The terrorist in the passenger seat nodded his head then looked at
his own phone. As he pressed the seven key on his dialer, his trainee
pressed the four key. Seconds later, two explosions, one at each end of
the block, rocked the area as the tiny food mart sandwiched between
the surrounding fuel pumps disappeared. Dozens of new victims
vanished, including the young hero who was sitting on top of his trash
heap, evaporating into the night like a meteor shower. The station on
the north, a quarter mile away from the handlers, lost its underground
fuel tanks moments later, the concussion from the blast violently
tossing the barricades in the street aside.
The second handler was mesmerized by what he saw while his
director was all business. The bystanders who had drifted in front of
their car stood on their toes in a terror they would never forget. War
had been declared as far as they knew and they were the enemy. It
was 9/11, brought home.
As the man behind the steering wheel strained to see through the
audience in front of him, his controller quickly drew his pistol with the
silencer attached, out of his shoulder holster beneath his jacket,
putting a bullet into the temple of his partner. He let the dead man
slump over against the driver side window where he would be found in
the morning.
The mercenary reached up and with the butt of his pistol, smashed
the overhead light before carefully, quietly stepping out of the
darkened car. No one noticed. He walked around the back of the
building and up the slight incline of the hill to where the sniper was
waiting. As he did, he pressed the number one key on this phone. It
would take more than a few seconds for his call to be answered.
Six hours and a quarter of the world away, a phone rang on the
desk of a man already very much awake despite such an early hour. It
was just one of many calls he would receive in a very short period of
time.
"Ja?"
"B-four. Done."
"Danke."
At 1 AM, a black semi-tractor with red stripes was pulling a double
trailer south on I-95. The trailers were completely filled with the
dreams of every boy and girl for the upcoming holiday, all scheduled
for delivery in time for Christmas.
The driver was a divorced man. He had missed Thanksgiving. If you
asked him, he would tell you that he didn't mind, he had no family to
be with, no wife nor children. He didn't mind working holidays so at
least one other driver could be with their family. But he did care.

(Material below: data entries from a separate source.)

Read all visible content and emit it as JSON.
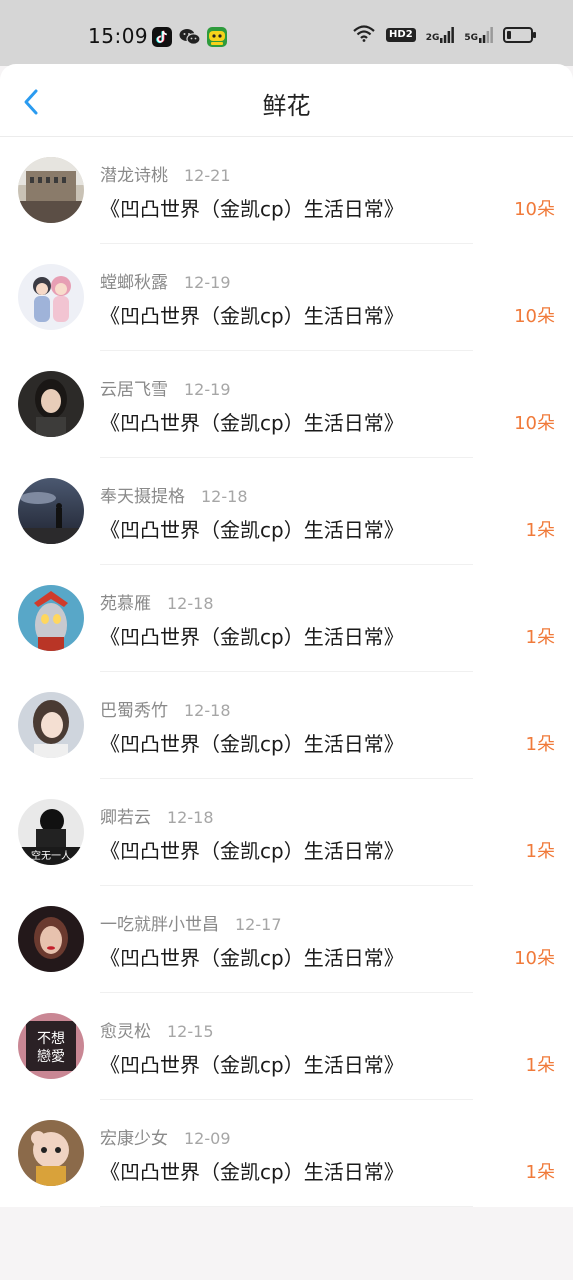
{
  "status_bar": {
    "time": "15:09",
    "app_icons": [
      "tiktok-icon",
      "wechat-icon",
      "game-app-icon"
    ],
    "hd_label": "HD2",
    "signal_2g_label": "2G",
    "signal_5g_label": "5G",
    "battery_level": 0.2
  },
  "header": {
    "title": "鲜花",
    "back_icon": "chevron-left-icon"
  },
  "colors": {
    "accent_back": "#2a9bf0",
    "count_orange": "#f07a3a"
  },
  "items": [
    {
      "name": "潜龙诗桃",
      "date": "12-21",
      "title": "《凹凸世界（金凯cp）生活日常》",
      "count": "10朵"
    },
    {
      "name": "螳螂秋露",
      "date": "12-19",
      "title": "《凹凸世界（金凯cp）生活日常》",
      "count": "10朵"
    },
    {
      "name": "云居飞雪",
      "date": "12-19",
      "title": "《凹凸世界（金凯cp）生活日常》",
      "count": "10朵"
    },
    {
      "name": "奉天摄提格",
      "date": "12-18",
      "title": "《凹凸世界（金凯cp）生活日常》",
      "count": "1朵"
    },
    {
      "name": "苑慕雁",
      "date": "12-18",
      "title": "《凹凸世界（金凯cp）生活日常》",
      "count": "1朵"
    },
    {
      "name": "巴蜀秀竹",
      "date": "12-18",
      "title": "《凹凸世界（金凯cp）生活日常》",
      "count": "1朵"
    },
    {
      "name": "卿若云",
      "date": "12-18",
      "title": "《凹凸世界（金凯cp）生活日常》",
      "count": "1朵"
    },
    {
      "name": "一吃就胖小世昌",
      "date": "12-17",
      "title": "《凹凸世界（金凯cp）生活日常》",
      "count": "10朵"
    },
    {
      "name": "愈灵松",
      "date": "12-15",
      "title": "《凹凸世界（金凯cp）生活日常》",
      "count": "1朵"
    },
    {
      "name": "宏康少女",
      "date": "12-09",
      "title": "《凹凸世界（金凯cp）生活日常》",
      "count": "1朵"
    }
  ]
}
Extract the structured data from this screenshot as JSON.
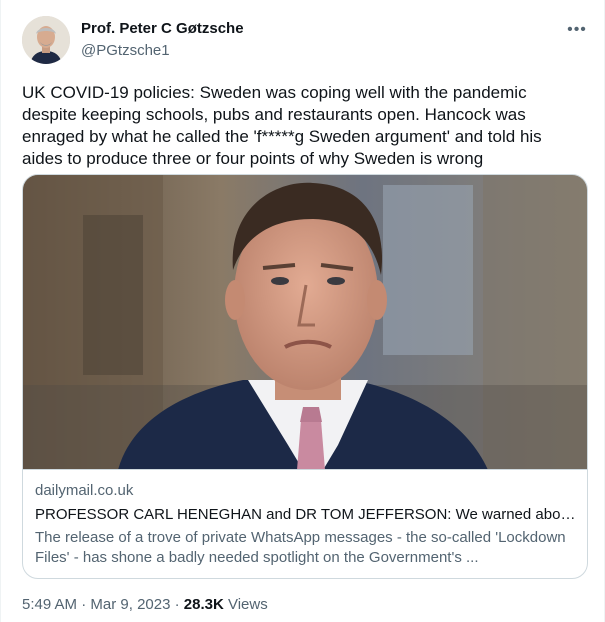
{
  "author": {
    "name": "Prof. Peter C Gøtzsche",
    "handle": "@PGtzsche1",
    "avatar_icon": "person-portrait-icon"
  },
  "more_icon": "more-horizontal-icon",
  "more_glyph": "•••",
  "tweet_text": "UK COVID-19 policies: Sweden was coping well with the pandemic despite keeping schools, pubs and restaurants open. Hancock was enraged by what he called the 'f*****g Sweden argument' and told his aides to produce three or four points of why Sweden is wrong",
  "link_card": {
    "domain": "dailymail.co.uk",
    "title": "PROFESSOR CARL HENEGHAN and DR TOM JEFFERSON: We warned about l...",
    "description": "The release of a trove of private WhatsApp messages - the so-called 'Lockdown Files' - has shone a badly needed spotlight on the Government's ...",
    "image_icon": "news-photo-man-in-suit"
  },
  "meta": {
    "time": "5:49 AM",
    "separator": "·",
    "date": "Mar 9, 2023",
    "views_count": "28.3K",
    "views_label": "Views"
  }
}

He
just wouldn't say so.
At that moment, being home was far from his mind. Every radio
station on the dial was blaring with the same news. All up and down
the east coast, a hundred attacks had killed untold thousands of
civilians. He couldn't believe it.
Several minutes later as he plodded along in the night in his truck in
a heavily wooded area, another freedom fighter pointed his RPG
towards the approaching semi. It was so easy.